When Sir Alexander Fleming (1881 – 1955) was at an old age and already famous, hewas once asked in an interview what –in his opinion- he owed his sharp eye to, thanks to which he discovered penicillin. Fleming, harking back to his past life, had to turn back to his childhood: “In the place where I grew up (at Lochfield farm, near Darvel, in East Ayrshirein Scotland,there was not a school. Every day I had to cross a little forest, then sail a lake on a boat, climb a hill, and then descend it to finally arrive at the place where our school was –a distance of about 4 kilometres. And I had to do that every single day! While I was walking, I used to observe everything. Besides, I had nothing better to do. I used to watch the trees, the plants, I met the animals of the forest, the fish that floated near our boat… And all that, while seasons were alternating with each other. Now –after all these years- I can realise that it is that route –going to school and coming back home- that taught me to be observant and watchful about what I see”.

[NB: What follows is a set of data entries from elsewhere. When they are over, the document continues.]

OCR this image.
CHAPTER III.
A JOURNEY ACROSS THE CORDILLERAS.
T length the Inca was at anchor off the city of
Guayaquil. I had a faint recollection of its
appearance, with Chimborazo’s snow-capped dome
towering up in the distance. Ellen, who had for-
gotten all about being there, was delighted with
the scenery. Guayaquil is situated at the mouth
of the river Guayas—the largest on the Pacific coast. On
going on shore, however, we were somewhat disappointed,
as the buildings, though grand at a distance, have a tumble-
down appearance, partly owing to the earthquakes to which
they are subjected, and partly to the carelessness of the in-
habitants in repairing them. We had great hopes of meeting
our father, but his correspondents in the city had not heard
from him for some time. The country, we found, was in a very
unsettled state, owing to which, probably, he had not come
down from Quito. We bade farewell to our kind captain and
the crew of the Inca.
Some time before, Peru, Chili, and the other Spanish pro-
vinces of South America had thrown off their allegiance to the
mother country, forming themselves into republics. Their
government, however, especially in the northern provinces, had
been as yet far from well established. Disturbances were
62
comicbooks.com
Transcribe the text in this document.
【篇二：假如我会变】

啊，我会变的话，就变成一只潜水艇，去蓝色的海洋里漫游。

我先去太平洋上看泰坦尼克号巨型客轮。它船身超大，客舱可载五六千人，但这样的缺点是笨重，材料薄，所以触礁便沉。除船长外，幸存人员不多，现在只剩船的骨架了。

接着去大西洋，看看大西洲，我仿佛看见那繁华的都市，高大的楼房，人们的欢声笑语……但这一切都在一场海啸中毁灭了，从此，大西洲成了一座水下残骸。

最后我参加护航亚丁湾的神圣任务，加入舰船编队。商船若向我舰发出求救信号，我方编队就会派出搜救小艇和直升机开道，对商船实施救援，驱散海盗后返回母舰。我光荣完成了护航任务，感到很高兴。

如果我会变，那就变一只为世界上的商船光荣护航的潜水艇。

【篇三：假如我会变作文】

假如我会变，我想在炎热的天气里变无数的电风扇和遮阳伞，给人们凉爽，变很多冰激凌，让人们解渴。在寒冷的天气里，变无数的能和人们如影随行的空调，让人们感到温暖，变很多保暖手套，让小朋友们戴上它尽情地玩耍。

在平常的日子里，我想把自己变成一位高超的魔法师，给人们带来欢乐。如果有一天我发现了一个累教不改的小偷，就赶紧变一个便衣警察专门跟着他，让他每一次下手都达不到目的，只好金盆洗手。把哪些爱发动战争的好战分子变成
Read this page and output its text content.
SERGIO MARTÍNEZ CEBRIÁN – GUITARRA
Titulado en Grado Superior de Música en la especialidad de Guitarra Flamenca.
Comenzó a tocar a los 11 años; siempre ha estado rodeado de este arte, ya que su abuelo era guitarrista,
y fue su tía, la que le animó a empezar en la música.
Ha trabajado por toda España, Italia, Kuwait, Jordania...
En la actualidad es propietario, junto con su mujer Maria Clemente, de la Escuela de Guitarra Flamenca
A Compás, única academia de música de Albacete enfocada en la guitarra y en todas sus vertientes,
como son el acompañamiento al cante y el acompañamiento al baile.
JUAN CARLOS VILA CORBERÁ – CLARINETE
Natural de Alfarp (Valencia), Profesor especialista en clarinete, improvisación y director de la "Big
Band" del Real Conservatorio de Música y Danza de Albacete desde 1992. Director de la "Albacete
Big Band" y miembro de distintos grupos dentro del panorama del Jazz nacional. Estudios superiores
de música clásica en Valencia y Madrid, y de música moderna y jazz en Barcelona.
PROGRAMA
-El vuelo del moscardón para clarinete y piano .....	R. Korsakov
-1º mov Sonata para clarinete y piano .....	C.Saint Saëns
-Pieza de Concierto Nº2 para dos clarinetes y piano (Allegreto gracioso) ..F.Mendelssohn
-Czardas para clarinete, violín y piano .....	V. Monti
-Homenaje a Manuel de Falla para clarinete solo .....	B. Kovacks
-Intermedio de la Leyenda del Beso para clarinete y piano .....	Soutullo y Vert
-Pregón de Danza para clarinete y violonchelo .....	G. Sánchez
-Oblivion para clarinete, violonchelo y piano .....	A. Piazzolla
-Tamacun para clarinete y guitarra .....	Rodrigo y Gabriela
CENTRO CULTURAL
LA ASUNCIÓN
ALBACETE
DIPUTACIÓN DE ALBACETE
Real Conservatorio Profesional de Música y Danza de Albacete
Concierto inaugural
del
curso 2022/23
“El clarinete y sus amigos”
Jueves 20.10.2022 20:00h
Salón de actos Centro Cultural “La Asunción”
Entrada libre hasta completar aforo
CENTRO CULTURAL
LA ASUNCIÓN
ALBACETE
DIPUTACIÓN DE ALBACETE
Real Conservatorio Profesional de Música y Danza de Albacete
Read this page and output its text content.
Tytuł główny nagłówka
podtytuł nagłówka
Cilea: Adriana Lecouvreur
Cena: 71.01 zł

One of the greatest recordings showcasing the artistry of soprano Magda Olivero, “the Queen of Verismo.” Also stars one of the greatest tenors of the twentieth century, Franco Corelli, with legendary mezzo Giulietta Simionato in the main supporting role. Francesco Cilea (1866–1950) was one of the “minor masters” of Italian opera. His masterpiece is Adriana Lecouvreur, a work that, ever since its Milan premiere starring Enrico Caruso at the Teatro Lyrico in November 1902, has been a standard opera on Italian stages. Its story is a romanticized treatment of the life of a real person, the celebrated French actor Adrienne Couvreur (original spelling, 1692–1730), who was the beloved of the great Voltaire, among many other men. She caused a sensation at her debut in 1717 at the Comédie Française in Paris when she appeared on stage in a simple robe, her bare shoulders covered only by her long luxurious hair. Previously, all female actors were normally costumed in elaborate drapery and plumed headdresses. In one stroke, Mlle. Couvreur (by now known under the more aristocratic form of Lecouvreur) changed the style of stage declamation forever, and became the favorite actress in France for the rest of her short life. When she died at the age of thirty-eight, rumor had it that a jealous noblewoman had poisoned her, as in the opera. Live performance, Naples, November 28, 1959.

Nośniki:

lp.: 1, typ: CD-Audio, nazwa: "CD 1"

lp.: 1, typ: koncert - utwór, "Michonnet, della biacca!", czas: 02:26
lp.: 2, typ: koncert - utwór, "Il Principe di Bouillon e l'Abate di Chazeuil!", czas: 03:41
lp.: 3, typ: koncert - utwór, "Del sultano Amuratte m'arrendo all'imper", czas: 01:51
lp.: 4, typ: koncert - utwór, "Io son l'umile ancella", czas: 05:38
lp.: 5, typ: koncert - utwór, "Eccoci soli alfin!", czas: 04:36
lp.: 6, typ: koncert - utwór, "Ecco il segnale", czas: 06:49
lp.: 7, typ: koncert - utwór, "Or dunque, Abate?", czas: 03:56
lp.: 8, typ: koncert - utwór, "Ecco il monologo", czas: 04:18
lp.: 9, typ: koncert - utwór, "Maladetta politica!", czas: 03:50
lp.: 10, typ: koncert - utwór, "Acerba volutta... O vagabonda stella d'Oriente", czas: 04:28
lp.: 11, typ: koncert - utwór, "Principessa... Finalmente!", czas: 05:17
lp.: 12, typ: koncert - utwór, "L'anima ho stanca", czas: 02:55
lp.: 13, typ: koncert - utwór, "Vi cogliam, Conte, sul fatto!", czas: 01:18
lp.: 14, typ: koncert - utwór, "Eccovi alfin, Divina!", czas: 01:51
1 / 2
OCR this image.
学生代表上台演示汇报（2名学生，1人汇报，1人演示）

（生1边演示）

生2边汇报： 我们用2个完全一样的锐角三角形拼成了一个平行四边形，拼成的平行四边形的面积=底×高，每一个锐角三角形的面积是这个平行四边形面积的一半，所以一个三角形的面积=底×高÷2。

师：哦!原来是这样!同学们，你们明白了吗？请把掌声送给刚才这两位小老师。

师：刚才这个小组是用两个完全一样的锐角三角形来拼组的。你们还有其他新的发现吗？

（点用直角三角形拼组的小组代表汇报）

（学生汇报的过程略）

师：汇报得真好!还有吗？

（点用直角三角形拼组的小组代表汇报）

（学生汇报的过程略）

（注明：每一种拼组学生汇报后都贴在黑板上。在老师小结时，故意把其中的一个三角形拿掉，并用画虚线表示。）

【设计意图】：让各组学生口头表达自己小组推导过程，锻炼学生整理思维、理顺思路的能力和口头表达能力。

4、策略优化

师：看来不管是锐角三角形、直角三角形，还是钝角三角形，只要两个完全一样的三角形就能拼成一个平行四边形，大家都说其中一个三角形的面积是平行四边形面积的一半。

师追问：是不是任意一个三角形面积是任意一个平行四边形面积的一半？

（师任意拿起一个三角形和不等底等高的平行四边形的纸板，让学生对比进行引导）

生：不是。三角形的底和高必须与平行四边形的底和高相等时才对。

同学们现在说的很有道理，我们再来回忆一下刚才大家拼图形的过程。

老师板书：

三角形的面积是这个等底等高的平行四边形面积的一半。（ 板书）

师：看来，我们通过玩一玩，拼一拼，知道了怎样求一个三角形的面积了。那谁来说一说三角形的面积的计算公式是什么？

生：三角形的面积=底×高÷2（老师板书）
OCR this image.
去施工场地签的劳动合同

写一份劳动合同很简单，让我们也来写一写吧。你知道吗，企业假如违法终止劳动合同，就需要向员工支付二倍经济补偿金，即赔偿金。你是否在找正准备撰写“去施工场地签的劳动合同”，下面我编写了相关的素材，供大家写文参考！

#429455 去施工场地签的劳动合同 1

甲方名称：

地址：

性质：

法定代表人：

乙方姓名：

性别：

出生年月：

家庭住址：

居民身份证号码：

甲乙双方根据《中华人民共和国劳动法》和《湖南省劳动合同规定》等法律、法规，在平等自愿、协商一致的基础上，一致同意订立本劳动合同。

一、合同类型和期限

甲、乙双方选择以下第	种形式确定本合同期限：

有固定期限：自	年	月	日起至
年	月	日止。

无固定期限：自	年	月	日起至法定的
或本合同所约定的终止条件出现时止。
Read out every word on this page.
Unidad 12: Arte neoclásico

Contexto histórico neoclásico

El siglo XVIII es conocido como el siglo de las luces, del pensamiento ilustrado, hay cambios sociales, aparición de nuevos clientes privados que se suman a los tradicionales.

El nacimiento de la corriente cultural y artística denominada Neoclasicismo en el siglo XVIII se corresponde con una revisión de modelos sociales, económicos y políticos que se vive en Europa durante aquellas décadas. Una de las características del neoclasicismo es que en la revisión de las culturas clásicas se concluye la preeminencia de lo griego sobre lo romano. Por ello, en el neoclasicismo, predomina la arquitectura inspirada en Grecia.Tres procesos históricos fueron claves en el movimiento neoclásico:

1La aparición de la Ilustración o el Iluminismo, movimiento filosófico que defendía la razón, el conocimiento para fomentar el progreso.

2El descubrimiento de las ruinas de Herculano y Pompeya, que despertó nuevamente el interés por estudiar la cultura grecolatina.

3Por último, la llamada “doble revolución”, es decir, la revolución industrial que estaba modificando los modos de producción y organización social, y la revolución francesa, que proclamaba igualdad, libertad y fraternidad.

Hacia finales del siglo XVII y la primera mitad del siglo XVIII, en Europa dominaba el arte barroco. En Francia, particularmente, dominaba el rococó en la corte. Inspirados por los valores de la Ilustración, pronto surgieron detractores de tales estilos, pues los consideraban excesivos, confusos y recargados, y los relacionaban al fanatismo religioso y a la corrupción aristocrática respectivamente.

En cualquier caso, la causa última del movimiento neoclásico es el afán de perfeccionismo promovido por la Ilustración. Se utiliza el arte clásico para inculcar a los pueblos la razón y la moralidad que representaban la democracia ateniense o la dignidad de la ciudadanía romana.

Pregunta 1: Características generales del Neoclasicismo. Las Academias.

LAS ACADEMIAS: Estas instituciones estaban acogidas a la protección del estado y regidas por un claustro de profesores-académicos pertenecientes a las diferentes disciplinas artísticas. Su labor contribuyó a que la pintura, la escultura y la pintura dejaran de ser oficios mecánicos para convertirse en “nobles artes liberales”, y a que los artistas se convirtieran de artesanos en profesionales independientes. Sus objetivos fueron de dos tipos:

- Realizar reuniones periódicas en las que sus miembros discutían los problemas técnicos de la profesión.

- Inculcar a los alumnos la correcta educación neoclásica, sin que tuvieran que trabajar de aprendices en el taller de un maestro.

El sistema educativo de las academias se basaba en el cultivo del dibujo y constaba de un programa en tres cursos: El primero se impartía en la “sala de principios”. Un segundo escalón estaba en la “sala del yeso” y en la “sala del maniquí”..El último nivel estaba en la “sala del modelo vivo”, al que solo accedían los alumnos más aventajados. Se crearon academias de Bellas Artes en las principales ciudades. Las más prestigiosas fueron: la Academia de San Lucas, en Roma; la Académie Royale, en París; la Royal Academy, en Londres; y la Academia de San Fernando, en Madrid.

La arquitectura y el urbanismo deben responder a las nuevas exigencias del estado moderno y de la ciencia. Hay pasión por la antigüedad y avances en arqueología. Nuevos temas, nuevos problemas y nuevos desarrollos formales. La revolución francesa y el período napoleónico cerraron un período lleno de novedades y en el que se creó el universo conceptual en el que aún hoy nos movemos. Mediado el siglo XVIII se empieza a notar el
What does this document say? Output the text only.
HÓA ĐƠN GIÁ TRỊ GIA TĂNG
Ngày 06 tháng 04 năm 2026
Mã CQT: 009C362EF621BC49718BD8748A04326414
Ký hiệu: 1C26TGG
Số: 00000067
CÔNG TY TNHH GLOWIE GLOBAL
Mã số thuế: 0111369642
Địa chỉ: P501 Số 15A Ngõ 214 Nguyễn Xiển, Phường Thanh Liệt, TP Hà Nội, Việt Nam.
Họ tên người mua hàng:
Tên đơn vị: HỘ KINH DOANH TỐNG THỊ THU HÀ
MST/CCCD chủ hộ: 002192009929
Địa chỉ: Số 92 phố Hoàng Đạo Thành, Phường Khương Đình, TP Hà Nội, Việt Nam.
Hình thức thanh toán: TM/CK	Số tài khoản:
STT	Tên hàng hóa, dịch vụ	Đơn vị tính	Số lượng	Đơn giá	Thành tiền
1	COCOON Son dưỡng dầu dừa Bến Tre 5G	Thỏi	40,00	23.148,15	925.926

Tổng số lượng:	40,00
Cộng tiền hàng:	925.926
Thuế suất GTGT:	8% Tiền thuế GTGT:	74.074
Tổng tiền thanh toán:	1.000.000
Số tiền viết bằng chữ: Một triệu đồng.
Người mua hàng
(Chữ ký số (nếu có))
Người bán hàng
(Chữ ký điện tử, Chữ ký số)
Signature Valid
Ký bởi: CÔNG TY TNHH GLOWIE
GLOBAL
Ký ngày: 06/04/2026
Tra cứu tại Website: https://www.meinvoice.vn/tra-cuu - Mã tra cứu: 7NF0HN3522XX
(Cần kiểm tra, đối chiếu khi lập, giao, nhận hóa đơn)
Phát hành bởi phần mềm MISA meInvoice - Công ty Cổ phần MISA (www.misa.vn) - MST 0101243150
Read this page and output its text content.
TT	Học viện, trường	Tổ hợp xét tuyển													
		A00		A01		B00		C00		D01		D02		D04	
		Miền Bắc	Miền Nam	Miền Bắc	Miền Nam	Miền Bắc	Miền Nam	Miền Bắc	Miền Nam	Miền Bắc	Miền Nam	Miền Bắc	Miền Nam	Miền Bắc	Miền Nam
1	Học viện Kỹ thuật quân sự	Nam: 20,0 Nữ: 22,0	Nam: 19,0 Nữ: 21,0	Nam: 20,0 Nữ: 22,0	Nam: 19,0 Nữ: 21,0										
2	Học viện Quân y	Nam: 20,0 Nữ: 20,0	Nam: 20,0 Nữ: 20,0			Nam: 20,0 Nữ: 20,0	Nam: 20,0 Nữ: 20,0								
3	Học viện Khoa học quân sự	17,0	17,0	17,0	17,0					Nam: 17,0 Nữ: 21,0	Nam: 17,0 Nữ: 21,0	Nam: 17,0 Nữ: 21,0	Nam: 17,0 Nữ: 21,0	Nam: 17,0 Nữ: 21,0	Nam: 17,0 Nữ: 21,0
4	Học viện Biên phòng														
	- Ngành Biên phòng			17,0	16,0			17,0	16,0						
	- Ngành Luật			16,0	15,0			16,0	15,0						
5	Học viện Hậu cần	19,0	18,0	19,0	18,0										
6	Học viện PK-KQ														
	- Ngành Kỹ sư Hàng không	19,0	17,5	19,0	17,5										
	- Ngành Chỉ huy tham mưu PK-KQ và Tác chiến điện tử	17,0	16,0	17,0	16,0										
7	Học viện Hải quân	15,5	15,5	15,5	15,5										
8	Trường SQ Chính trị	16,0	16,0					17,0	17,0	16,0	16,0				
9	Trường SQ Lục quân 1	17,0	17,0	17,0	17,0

That is what Fleming said. And it is true, eye-opening, and insightful. Nature is a great teacher. It can teach us the significance of slow pace, which is the normal one by the way. Besides, every great thing requires a slow pace –at least in the beginning. As a Modern Greek proverb says, «Ὅποιος βιάζεται, σκοντάφτει» = “Whoever hastes, they stumble” (Meaning: “Haste makes waste”)!
Perhaps the most important problem of children, but also of adults, nowadays, is the following: the undue speediness, which does not allow us to pay attention to anything, does not let us penetrate anything, persevere until we fully comprehend it. It is a characteristic which we have obtained because of our being overdependent on technology. That problem is exacerbated during childhood. Therefore, we can see that when children (of course, not all of them!) are asked to do whatever requires a slow pace (e.g. reading, studying, creative activities), they expostulate arguing that: “I don’t like that”, “It doesn’t suit my personality”, “I can’t understand that”, and many more.
It is true that our addiction to speediness has doomed us to a lack of depth and a superficiality which determines our behaviour, our interests, and the way we deal with various circumstances.
Is there a solution? Yes, there is, but not a magic one. We should gradually disengage from technology addiction and simultaneously introduce to everyday life –both our own and our children’s- activities and interests which are compatible with real life and not with the virtual world of televisions, smartphones, and social media (e.g. reading, sport, participation to the family life, taking initiative, creative activities…).